Report Identifies Major Barriers to Climate-Smart Agriculture Financing in India

A recent report highlights significant barriers to increasing climate-smart agriculture (CSA) financing in India. These include a lack of incentives for farmers, financial institutions viewing CSA financing as risky, and unclear guidelines. The report was released by Samunnati, a company providing financial and support services to farmers and agricultural businesses in India.

Barriers to Climate-Smart Agri Financing

India's Third Biennial Update Report states that agriculture contributes 14.5 percent to the country's total greenhouse gas emissions. Despite its link to poverty reduction and rural development, agriculture is excluded from India's nationally determined contributions (NDCs) aimed at achieving the Paris climate goals. These goals include limiting global warming to well below 2 degrees Celsius, preferably to 1.5 degrees Celsius.

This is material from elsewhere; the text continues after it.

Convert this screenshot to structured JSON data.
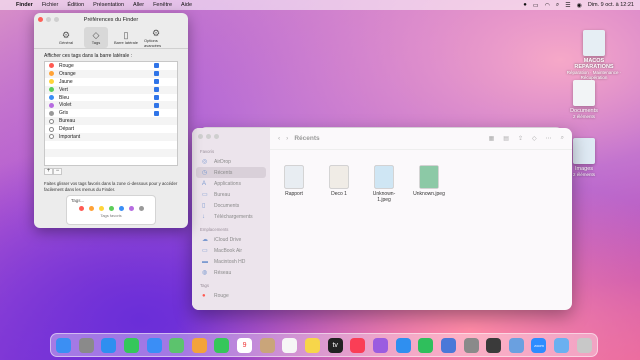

Challenges in Climate Finance Distribution

Samunnati's report points out that global climate finance flows are limited and unevenly distributed among sectors. The energy and transport sectors, which are the largest emitters, have attracted 44 percent of total private climate finance. In contrast, agriculture and industry, the next largest emitters, have received less than 4 percent of total climate financing.

The report recommends that development banks like SIDBI and NABARD create special credit schemes and establish dedicated CSA funds. It also suggests promoting clear guidelines taxonomy, piloting blended finance models, and raising green bond finance from international markets to support climate financing/CSA financing.

Need for Targeted Capital Investment

Given the potential to reduce climate impact and the urgent need for adaptation in India’s agriculture sector, there is a clear need for targeted capital investment. This investment aims to make agricultural and food supply chains more climate-resilient. A key part of this transformation is creating strong incentives for farmers and entrepreneurs to adopt climate-friendly technologies and practices.

Samunnati emphasized that offering loans at lower interest rates compared to standard financing options is an effective strategy. "The lack of incentives for farmers to adopt CSA technologies, financial institutions seeing CSA financing as risky, and the absence of clear guidelines CSA taxonomy, which increases the risk of greenwashing, are significant barriers to scaling up CSA financing in India," said Samunnati.

The climate financing landscape in India faces similar challenges as the global scenario. There is a dearth of finance and disproportional climate finance flows into key sectors. Samunnati stressed that existing government policies in agriculture address both climate mitigation and adaptation goals.

In summary, addressing these barriers requires coordinated efforts from development banks, financial institutions, and policymakers. Creating special credit schemes, establishing dedicated funds, promoting clear guidelines taxonomy, piloting blended finance models, and raising green bond finance are essential steps towards enhancing CSA financing in India.